Set to true if you want the SSL stack to require a valid certificate chain from the client before accepting a connection. Set to want if you want the SSL stack to request a client Certificate, but not fail if one isn't presented. A false value (which is the default) will not require a certificate chain unless the client requests a resource protected by a security constraint that uses CLIENT-CERT authentication. See the SSL HowTo for an example.

verify-depth Maximum number of intermediate certificate issuers checked before deciding that the clients don't have a valid certificate. The default value is "10".
certificate-key-file

The pathname of the keystore file where you have stored the server certificate to be loaded. When using JSSE that could be the only file, with OpenSSL there several files. By default, the pathname is the file "${user.home}/.keystore" in the operating system home directory of the user that is running JBoss Web. If your keystoreType doesn't need a file use "" (empty string) for this parameter.

certificate-file

Only in the OpenSSL (JSSE keystore contains both key and certificate). That is the name of the file containing the server certificate.

password

Password for both trustore and keystore The default value is "changeit".

protocol

The version of the SSL protocol to use.
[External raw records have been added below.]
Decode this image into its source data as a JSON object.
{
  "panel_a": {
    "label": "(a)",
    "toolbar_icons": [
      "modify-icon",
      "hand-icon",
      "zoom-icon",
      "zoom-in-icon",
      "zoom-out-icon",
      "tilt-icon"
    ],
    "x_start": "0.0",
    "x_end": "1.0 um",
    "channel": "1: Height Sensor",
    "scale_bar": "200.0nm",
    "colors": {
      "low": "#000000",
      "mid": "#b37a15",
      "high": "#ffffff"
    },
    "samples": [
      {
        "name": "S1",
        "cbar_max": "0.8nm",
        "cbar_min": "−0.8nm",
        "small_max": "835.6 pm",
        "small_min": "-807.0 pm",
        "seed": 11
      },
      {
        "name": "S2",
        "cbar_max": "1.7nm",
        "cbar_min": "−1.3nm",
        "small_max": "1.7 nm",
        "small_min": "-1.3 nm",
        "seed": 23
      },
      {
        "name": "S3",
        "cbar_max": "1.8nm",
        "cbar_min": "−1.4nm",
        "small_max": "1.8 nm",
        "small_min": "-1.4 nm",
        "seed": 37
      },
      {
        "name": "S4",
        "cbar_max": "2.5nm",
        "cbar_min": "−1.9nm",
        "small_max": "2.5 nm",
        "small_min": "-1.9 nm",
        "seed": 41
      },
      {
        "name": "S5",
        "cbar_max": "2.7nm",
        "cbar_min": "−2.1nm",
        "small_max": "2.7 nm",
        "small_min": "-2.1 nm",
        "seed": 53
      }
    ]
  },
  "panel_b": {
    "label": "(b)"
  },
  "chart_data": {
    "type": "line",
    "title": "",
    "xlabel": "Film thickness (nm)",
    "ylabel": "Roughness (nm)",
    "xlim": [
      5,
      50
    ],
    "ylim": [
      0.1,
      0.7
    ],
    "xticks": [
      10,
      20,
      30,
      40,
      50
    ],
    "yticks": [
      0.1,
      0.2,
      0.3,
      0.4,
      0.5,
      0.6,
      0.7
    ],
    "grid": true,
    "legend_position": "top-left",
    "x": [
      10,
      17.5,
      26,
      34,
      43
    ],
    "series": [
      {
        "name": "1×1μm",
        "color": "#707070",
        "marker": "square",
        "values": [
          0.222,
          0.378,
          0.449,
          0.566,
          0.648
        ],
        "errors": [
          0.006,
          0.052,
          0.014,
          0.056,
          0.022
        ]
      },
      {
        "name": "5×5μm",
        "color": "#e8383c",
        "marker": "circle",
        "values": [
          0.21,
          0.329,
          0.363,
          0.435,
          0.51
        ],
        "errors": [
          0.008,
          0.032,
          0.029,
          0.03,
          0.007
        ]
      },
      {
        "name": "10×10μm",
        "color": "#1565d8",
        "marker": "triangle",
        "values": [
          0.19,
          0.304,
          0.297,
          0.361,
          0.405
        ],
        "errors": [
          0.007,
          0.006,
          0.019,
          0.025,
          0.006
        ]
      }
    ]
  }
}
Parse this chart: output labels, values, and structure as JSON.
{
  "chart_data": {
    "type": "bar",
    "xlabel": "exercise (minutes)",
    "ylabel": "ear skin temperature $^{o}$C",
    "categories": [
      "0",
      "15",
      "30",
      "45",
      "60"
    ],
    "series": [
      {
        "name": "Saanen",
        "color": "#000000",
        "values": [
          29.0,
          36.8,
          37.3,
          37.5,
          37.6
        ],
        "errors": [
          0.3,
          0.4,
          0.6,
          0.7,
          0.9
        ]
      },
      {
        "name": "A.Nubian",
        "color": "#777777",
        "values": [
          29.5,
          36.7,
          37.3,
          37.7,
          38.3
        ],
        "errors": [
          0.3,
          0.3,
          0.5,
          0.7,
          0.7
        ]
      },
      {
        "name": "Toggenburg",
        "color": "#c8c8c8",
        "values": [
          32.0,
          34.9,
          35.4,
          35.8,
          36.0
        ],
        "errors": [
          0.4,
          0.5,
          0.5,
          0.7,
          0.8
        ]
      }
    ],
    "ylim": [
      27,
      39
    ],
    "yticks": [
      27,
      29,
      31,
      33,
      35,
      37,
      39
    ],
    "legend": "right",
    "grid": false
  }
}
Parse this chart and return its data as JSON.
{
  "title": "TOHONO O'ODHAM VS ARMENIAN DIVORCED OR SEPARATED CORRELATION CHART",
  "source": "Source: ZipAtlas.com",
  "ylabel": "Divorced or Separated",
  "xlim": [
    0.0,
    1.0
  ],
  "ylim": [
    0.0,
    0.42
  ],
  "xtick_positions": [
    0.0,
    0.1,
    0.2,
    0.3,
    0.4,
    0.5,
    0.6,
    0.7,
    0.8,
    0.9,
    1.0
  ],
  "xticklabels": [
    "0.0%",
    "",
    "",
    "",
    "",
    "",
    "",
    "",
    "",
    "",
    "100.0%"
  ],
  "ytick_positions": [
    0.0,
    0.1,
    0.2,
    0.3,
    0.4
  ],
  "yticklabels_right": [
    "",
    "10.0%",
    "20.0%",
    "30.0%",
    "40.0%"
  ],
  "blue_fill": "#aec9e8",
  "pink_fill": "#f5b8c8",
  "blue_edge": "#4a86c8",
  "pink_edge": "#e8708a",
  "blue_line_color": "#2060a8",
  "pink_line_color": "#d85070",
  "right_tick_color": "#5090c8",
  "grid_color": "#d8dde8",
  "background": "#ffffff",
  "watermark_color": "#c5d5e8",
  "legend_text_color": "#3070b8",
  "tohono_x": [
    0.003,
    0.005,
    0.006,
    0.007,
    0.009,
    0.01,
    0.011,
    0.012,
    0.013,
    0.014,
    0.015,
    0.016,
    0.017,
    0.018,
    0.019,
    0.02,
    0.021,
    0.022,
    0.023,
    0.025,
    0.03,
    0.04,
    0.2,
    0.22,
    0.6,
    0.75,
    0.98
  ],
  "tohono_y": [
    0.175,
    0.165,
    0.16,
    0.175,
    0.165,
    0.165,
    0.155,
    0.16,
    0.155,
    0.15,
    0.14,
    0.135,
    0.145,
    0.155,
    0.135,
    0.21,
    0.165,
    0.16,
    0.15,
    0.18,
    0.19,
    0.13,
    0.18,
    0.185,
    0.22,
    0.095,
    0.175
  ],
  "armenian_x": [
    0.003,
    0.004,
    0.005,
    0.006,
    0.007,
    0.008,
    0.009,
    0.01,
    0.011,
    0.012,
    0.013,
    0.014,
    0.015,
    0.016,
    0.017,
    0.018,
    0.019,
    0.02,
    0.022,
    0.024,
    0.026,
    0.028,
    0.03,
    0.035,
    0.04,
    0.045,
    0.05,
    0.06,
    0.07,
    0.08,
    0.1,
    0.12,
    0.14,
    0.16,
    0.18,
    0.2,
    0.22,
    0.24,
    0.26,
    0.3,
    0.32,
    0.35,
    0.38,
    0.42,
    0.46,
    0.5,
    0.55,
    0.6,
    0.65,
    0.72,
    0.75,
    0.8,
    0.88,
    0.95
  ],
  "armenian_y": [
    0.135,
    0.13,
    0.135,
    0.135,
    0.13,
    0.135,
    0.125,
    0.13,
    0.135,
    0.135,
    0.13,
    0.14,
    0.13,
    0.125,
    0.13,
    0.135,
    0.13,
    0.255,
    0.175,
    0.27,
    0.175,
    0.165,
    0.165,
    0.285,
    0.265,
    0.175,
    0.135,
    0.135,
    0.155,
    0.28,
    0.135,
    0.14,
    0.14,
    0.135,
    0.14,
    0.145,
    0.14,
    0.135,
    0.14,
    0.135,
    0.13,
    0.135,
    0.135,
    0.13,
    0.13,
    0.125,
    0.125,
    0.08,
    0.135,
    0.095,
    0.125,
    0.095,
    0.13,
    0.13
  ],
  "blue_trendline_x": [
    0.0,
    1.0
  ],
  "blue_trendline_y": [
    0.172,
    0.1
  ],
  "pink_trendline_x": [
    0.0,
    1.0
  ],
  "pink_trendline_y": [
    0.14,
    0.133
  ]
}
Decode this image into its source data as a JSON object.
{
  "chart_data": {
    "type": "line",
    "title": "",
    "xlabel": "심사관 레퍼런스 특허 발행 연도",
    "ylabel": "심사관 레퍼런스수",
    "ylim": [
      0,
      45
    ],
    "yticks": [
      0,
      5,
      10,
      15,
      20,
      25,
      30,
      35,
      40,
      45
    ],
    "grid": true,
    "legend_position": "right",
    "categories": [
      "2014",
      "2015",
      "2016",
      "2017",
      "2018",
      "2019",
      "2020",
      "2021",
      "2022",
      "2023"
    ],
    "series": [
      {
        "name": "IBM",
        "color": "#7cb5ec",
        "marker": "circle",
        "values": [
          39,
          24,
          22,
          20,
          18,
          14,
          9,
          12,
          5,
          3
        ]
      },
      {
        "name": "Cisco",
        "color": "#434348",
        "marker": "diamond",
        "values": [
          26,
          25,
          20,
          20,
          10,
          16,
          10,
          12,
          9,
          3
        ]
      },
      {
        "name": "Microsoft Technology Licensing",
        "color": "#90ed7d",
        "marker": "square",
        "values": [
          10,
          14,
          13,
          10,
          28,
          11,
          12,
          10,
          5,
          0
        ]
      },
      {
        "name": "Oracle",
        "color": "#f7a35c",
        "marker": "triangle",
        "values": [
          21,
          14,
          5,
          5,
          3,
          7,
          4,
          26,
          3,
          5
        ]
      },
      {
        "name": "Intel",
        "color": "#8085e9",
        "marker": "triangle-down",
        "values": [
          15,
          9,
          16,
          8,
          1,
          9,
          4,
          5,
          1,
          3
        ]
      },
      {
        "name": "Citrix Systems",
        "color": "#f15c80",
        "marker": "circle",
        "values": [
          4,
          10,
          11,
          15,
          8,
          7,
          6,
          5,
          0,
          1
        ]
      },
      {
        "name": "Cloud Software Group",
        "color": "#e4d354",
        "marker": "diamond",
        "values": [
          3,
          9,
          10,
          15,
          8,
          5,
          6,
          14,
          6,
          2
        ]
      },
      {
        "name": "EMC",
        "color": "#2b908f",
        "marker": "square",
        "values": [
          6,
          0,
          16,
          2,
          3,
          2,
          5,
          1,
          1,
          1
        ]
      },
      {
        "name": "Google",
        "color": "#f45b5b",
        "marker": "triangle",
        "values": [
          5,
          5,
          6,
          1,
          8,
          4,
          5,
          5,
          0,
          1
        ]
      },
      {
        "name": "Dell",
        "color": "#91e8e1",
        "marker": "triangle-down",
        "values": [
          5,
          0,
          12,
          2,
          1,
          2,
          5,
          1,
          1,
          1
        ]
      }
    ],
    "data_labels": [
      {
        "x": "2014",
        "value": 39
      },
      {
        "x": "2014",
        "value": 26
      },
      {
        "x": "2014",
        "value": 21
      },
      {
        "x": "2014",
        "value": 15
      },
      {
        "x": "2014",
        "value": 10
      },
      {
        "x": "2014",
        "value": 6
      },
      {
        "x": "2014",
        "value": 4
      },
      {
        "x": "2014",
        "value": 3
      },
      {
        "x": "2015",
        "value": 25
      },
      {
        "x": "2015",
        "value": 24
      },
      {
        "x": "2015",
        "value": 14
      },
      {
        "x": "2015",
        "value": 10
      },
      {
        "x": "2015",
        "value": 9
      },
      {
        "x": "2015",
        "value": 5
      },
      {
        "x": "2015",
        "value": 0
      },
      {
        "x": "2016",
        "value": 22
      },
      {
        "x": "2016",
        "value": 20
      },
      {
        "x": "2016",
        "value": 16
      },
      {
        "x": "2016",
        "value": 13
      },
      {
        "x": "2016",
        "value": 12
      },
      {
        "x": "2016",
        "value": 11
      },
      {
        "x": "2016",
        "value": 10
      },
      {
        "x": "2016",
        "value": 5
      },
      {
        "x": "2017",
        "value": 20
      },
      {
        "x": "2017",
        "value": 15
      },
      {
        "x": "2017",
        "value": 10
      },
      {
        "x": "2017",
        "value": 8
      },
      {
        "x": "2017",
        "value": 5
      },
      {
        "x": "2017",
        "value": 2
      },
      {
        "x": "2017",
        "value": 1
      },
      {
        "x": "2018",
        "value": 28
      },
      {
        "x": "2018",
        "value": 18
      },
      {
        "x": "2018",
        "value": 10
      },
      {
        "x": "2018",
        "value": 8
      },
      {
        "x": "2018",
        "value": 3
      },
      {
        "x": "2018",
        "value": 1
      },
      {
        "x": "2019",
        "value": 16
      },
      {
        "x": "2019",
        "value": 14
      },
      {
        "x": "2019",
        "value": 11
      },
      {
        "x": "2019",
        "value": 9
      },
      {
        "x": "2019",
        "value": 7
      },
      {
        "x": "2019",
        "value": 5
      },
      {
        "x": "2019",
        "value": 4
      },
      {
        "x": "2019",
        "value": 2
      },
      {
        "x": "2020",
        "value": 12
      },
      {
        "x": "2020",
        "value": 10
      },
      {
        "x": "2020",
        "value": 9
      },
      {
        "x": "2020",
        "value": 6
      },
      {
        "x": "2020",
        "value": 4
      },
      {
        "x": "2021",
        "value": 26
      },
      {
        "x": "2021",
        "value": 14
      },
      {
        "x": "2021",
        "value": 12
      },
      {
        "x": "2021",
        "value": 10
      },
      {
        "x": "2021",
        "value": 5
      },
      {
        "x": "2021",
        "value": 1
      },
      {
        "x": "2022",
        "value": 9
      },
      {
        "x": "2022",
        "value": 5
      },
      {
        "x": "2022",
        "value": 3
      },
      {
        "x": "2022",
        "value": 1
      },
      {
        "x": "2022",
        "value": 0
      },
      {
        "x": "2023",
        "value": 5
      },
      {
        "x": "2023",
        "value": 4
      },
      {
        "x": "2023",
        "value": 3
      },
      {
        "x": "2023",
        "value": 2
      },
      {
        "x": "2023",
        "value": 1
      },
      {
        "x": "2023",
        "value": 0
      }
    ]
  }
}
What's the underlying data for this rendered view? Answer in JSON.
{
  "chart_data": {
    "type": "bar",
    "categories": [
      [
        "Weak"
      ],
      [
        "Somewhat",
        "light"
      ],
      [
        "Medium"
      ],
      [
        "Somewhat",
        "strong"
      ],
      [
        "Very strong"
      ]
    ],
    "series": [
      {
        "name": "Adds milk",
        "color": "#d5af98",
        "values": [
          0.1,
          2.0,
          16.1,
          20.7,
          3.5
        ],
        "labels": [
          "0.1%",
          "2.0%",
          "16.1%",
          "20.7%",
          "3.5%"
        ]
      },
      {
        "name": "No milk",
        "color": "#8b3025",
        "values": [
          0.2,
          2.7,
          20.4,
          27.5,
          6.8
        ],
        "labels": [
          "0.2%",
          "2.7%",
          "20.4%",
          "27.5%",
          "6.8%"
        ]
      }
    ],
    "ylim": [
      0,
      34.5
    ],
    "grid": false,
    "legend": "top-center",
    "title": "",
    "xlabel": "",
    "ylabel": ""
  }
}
If not specified, Supported values: SSLv2, SSLv3, TLSv1, SSLv2+SSLv3 and ALL. the default is "ALL".

ciphers

A comma seperated list of the encryption ciphers that may be used, that MUST NOT be the JVM default in of JSSE as contains weak ciphers. that is SSLCipherSuite when using OpenSSL (APR). If not specified, then any available "safe" ciphers may be used.

key-alias

The alias used to for the server certificate in the keystore. the default is "tomcat".

ca-certificate-file

The file containing the CA certificates, truststoreFile in JSSE, note the password it same as the keystore password. The ca-certificate-file file to use to validate client certificates.

ca-certificate-file

A file or URL to get the revocation list. (actually: crlFile is JSSE and SSLCARevocationFile in OpenSSL)

session-cache-size

Size of the SSLSession cache. the default is 0: Dissabled.

session-timeout

Timeout of a cached SSLSession. the default is 86400: 24 hours.